As automated scoring engines have become increasingly reliable - meeting or even exceeding the reliability metrics used for human scorers - an increasing number of states and other testing programs have adopted automated scoring systems, usually called engines. These engines allow computers to assign scores to essays after being calibrated appropriately for each test item based on thousands of sample responses that have previously been scored by human scorers. The engines appear to offer advantages for large-scale assessment programs, including the ability to score quickly, to apply the same algorithm consistently, and to employ sophisticated routing techniques.
Analyzing the Use of Automated Scoring on Next-Generation MCAS Essays
At the May 2018 meeting of the Board, I presented results from our pilot study of one 2017 next-generation MCAS essay, for which we used the automated engine to rescore student responses after the operational testing and reporting were completed. The results from that pilot were promising, revealing very high rates of agreement and consistency between the automated engine and expert human scorers.

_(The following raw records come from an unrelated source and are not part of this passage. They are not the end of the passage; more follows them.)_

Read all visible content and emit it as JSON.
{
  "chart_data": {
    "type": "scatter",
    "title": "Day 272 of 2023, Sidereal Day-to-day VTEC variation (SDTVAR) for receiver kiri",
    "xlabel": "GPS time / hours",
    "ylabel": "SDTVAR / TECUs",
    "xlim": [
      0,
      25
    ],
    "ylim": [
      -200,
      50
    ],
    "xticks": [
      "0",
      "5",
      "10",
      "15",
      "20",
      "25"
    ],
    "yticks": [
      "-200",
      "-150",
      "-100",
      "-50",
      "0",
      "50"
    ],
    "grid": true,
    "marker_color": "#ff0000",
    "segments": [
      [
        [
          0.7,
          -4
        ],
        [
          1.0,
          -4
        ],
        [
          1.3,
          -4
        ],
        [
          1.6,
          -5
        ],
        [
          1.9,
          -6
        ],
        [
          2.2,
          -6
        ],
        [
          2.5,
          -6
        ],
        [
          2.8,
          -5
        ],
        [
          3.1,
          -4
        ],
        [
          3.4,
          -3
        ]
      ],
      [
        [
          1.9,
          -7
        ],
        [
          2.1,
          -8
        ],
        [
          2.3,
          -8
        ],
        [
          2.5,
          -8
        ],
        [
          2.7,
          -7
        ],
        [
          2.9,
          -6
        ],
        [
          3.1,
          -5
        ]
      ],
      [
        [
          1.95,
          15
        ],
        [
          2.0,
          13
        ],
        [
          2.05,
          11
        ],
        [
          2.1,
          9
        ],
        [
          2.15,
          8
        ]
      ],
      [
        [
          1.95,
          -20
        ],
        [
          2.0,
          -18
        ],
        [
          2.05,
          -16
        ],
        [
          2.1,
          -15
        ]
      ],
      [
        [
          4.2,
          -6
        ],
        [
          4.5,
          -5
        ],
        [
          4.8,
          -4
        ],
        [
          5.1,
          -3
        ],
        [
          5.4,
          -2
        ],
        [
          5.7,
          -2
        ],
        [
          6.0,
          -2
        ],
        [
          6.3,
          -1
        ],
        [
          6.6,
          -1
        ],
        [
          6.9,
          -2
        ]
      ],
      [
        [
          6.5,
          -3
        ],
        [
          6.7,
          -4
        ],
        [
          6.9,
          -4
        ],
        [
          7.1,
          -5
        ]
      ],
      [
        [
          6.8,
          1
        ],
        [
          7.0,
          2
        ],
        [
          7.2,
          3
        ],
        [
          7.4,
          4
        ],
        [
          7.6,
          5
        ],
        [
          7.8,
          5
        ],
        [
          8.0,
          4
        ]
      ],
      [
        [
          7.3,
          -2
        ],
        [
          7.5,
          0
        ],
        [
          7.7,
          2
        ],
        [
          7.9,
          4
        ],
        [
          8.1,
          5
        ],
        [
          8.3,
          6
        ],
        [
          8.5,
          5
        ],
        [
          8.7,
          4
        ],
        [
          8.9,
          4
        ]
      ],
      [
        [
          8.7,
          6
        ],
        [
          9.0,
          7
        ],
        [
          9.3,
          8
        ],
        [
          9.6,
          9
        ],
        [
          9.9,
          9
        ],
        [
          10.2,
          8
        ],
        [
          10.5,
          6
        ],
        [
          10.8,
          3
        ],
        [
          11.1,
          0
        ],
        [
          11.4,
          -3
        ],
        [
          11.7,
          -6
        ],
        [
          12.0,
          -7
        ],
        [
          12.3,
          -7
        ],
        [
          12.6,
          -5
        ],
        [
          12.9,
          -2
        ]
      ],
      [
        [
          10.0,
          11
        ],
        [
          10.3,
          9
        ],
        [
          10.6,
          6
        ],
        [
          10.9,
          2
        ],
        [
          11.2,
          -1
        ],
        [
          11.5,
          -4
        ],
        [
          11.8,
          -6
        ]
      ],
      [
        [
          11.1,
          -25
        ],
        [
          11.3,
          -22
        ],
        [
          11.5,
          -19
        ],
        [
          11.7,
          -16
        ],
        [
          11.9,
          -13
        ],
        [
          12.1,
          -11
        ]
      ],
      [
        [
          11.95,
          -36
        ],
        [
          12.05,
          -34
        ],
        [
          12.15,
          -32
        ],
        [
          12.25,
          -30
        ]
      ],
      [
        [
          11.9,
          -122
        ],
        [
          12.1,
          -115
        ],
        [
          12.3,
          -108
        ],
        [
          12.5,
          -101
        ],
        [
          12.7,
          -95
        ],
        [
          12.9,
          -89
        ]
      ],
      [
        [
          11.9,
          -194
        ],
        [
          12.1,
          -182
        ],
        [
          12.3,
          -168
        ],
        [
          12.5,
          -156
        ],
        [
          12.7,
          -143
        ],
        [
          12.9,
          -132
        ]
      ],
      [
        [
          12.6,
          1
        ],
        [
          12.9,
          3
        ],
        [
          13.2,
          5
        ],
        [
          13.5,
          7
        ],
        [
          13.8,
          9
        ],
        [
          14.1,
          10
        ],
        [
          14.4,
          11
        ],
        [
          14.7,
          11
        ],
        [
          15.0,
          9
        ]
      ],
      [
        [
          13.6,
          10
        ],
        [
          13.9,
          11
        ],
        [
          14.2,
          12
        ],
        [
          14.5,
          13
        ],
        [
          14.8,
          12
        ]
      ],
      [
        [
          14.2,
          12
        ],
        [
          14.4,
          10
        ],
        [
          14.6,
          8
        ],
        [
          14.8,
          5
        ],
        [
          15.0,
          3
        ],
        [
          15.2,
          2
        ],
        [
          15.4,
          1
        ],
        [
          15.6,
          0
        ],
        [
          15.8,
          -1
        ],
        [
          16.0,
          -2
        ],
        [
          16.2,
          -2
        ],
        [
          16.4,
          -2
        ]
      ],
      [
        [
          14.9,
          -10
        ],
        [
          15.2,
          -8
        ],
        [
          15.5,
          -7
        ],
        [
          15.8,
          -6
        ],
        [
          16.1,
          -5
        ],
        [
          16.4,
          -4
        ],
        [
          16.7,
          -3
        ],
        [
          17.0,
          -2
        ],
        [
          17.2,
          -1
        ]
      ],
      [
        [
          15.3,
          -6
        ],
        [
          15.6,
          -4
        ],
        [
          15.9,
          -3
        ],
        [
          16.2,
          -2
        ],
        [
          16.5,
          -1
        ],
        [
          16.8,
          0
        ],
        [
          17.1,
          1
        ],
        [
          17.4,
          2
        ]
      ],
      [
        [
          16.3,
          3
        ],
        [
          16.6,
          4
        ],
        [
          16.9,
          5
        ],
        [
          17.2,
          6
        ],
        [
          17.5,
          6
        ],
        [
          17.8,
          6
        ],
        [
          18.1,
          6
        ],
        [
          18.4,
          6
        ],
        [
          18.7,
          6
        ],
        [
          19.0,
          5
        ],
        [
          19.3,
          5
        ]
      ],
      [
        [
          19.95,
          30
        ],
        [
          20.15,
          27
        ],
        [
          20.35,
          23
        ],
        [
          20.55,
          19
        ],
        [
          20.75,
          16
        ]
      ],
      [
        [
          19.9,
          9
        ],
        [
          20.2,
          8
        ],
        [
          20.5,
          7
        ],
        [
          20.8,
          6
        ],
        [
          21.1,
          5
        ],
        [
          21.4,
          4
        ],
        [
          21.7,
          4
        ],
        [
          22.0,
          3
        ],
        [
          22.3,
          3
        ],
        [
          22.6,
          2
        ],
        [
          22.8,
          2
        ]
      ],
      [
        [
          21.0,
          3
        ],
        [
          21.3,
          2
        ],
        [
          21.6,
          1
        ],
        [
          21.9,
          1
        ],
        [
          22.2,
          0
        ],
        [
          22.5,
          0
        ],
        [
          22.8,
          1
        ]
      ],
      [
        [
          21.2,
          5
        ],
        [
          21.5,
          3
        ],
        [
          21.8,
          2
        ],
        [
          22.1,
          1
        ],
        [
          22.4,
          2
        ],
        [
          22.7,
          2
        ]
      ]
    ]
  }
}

Following the May meeting, we expanded our study and used the automated engine to rescore one essay in each grade from the grades 3-8 tests in 2018, as well as one short-answer question in grade 4 (again, these analyses took place following the operational testing and reporting). The automated engine scored close to 400,000 student responses.
The results of the expanded study from 2018 continued to be very promising, revealing that the automated engine met or exceeded our criteria for consistency and accuracy on nearly all measures.
At the meeting on January 14, I will provide the following:
- a recap of the information from our May meeting, including our current scoring procedures and how the engine works;
- detailed results from our analysis of the automated scoring of ELA essay responses from 2018, including how the engine scored responses by subgroup and achievement level;
- information about some of the potential benefits, risks, and challenges of using automated scoring; and
- my recommendations for incorporating automated scoring into our scoring procedures going forward.
Deputy Commissioner Jeff Wulfson and Associate Commissioner Michol Stapel will join us for the discussion and answer any questions you may have.